This just in: 2012 was not the year of the law firm associate. Hiring of associates at large law firms has not rebounded to anywhere close to their robust prerecession levels, and firms have continued to outsource some jobs traditionally handled by junior-level attorneys.
All told, the number of associates at the country’s 350 largest firms by headcount ticked up by just 603, or less than 1 percent — 0.9 percent to be exact. The results stood in dreary contrast to the 5 percent associate growth during boom years before the 2008 recession.
Despite the underwhelming national trend, some firms did add to their associate ranks either through mergers and acquisitions, overseas expansion or by beefing up existing offices and adding staff to meet demand in specific areas.
The second largest firm in the country, Baker & McKenzie, saw the biggest increase in associates by headcount, adding 182 for a total of 2,653 associates. Wilmer Cutler Pickering Hale and Dorr was next with 85 more associates, bringing its associate headcount to 632. Following Wilmer was immigration law-focused Fragomen, Del Rey, Bernsen & Loewy, which reported 73 more associates than last year, bringing its associate ranks to 304. Fragomen’s recent expansions into Switzerland, Brazil and Mexico fueled much of the demand for associate talent.
But it was primarily the midsize firms that experienced the largest percentage increases of associates. Mississippi’s Butler, Snow, O’Mara, Stevens & Cannada reported a 37 percent increase with the addition of 13 associates during the past year, for a total 48. Miami firm Quintairos, Prieto, Wood & Boyer added 30, a nearly 35 percent increase that brought the total to 116.
(Hanson Bridgett of San Francisco and three other firms posted the largest percentage increases in associates among the NLJ 350, but those gains were the result of inconsistent categorizations of nonpartner attorneys rather than year-over-year growth, firm representatives said.)
Miami-based Cole, Scott & Kissane bolstered its associate ranks by nearly 28 percent in 2012, to a total of 162. Those 35 additional associates were necessary in part because the firm opened an office in Bonita Springs, Fla., managing partner Richard Cole said. "The rest of our growth is within the offices we already have," he said. The firm has been particularly busy handling civil litigation for insurance and self-insured companies, he said.
National labor and employment firm Ogletree, Deakins, Nash, Smoak & Stewart found itself in need of more associates as it expanded into New York; Stamford, Conn.; and Berlin, managing shareholder Kim Ebert said. The firm added 44 associates — a nearly 25 percent increase. Ogletree’s growth reflected a trend toward labor and employment attorneys at full-service firms moving to specialty firms.
"There’s a lot of consolidation going on," Ebert said. "Labor and employment attorneys at the general-services firms are being asked to charge clients higher prices, and they are being priced out. The rates they can get for labor and employment work aren’t seen as desirable, and they have to compete for resources with other practices at their firms."

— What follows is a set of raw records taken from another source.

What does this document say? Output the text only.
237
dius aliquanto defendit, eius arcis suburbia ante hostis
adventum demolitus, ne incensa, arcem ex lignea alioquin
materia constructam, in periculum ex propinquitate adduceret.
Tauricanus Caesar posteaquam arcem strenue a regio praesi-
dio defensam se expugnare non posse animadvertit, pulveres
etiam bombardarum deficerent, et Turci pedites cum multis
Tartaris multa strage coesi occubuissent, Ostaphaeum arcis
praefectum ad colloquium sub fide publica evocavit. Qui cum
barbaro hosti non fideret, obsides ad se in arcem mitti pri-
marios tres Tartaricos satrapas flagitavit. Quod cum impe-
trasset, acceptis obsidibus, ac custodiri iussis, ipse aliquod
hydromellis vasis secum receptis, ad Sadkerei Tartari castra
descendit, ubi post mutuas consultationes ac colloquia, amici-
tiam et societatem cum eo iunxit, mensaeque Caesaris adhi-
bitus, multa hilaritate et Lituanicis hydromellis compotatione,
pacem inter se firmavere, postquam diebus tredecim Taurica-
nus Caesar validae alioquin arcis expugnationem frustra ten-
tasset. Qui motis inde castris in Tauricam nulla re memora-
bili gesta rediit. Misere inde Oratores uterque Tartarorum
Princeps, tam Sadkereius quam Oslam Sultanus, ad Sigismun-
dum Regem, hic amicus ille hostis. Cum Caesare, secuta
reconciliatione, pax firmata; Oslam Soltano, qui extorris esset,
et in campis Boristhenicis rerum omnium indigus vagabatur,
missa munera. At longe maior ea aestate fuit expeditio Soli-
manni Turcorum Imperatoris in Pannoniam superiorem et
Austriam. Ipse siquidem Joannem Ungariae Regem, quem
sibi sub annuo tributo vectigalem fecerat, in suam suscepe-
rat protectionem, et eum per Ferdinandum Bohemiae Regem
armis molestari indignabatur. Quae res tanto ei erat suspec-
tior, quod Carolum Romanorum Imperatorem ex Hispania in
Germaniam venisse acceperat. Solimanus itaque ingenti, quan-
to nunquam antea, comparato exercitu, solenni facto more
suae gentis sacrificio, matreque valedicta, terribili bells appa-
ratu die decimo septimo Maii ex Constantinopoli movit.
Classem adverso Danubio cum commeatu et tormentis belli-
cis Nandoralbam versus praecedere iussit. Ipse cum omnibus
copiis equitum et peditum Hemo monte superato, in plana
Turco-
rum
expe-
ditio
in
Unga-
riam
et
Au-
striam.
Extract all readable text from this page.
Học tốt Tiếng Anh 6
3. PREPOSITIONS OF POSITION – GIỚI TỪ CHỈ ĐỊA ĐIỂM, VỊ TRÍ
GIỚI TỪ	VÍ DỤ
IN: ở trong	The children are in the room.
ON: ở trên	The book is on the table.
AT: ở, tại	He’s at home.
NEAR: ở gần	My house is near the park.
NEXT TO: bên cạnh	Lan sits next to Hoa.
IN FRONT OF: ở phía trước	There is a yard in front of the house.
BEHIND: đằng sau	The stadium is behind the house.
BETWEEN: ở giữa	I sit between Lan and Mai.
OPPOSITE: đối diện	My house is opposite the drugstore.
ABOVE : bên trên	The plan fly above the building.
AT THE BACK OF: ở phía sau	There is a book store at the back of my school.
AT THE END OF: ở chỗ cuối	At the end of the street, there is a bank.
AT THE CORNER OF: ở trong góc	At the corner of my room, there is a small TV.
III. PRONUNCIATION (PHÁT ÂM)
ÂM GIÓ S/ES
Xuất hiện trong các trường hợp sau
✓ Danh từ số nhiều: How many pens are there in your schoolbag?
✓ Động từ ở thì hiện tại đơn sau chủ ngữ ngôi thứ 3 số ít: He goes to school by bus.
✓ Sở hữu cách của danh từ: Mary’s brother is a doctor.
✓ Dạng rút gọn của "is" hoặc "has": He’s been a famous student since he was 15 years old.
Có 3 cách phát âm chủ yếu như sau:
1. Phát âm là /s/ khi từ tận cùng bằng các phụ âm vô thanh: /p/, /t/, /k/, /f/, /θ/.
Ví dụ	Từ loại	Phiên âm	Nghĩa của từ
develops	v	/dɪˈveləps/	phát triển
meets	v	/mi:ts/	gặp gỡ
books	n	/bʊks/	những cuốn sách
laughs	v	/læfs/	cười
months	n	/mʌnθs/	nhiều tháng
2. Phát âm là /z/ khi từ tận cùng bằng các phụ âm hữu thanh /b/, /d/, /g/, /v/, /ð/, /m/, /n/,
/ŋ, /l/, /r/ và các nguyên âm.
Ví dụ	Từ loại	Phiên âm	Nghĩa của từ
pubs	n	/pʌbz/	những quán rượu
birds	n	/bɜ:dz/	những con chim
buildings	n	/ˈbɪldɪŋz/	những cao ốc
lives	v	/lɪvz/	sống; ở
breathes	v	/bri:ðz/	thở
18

But Ogletree and the other firms that recorded hefty associate growth were outliers. Large firms generally haven’t rushed to add associates because demand for legal services remains largely stagnant, said Mark Medice, who oversees Thomson Reuters’ Peer Monitor Econ­omics Index. According to the index, which tracks law firm profitability, rates, demand and expenses, 2011 was the last year that law firms added associate capacity. At that time, law firms were anticipating an increase in demand that never materialized, Medice said. That means associates are not billing as many hours annually as they did before the recession.
The rise of legal process outsourcing, contract attorneys and nonpartner-track positions also has contributed to reduced demand for traditional law firm associates, said Lisa Smith, a consultant with Fairfax Associates in Washington.
"Most firms have substantially reduced their summer-associate classes and first-year associate classes, and they are using staff attorneys and contract lawyers to backfill," she said. "They can do this because there is a excess of talent out there. I think this will be the model going forward."
Sending work to legal ­outsourcing companies or nonassociate lawyers reduces a law firm’s costs, appeasing clients more sensitive than ever to efficiency and pricing, said legal industry consultant Joel Henning of Joel Henning & Associates in Chicago.
"Law firms are being very cautious and trying to keep their senior partners happy by keeping profits stable," Henning said. "They can do that in part by keeping the number of associates down."
But Cole and Ebert said they prefer to use their own associates in order to maintain quality control over their work.
"We use document reviewers, but I don’t think our clients want us to try and outsource other types of legal work, because we can control the quality better with Ogletree attorneys," Ebert said. "At the same time, the market is saying pretty clearly that you can’t bring in a bunch of associates and have them bill while they sit in on depositions with a partner."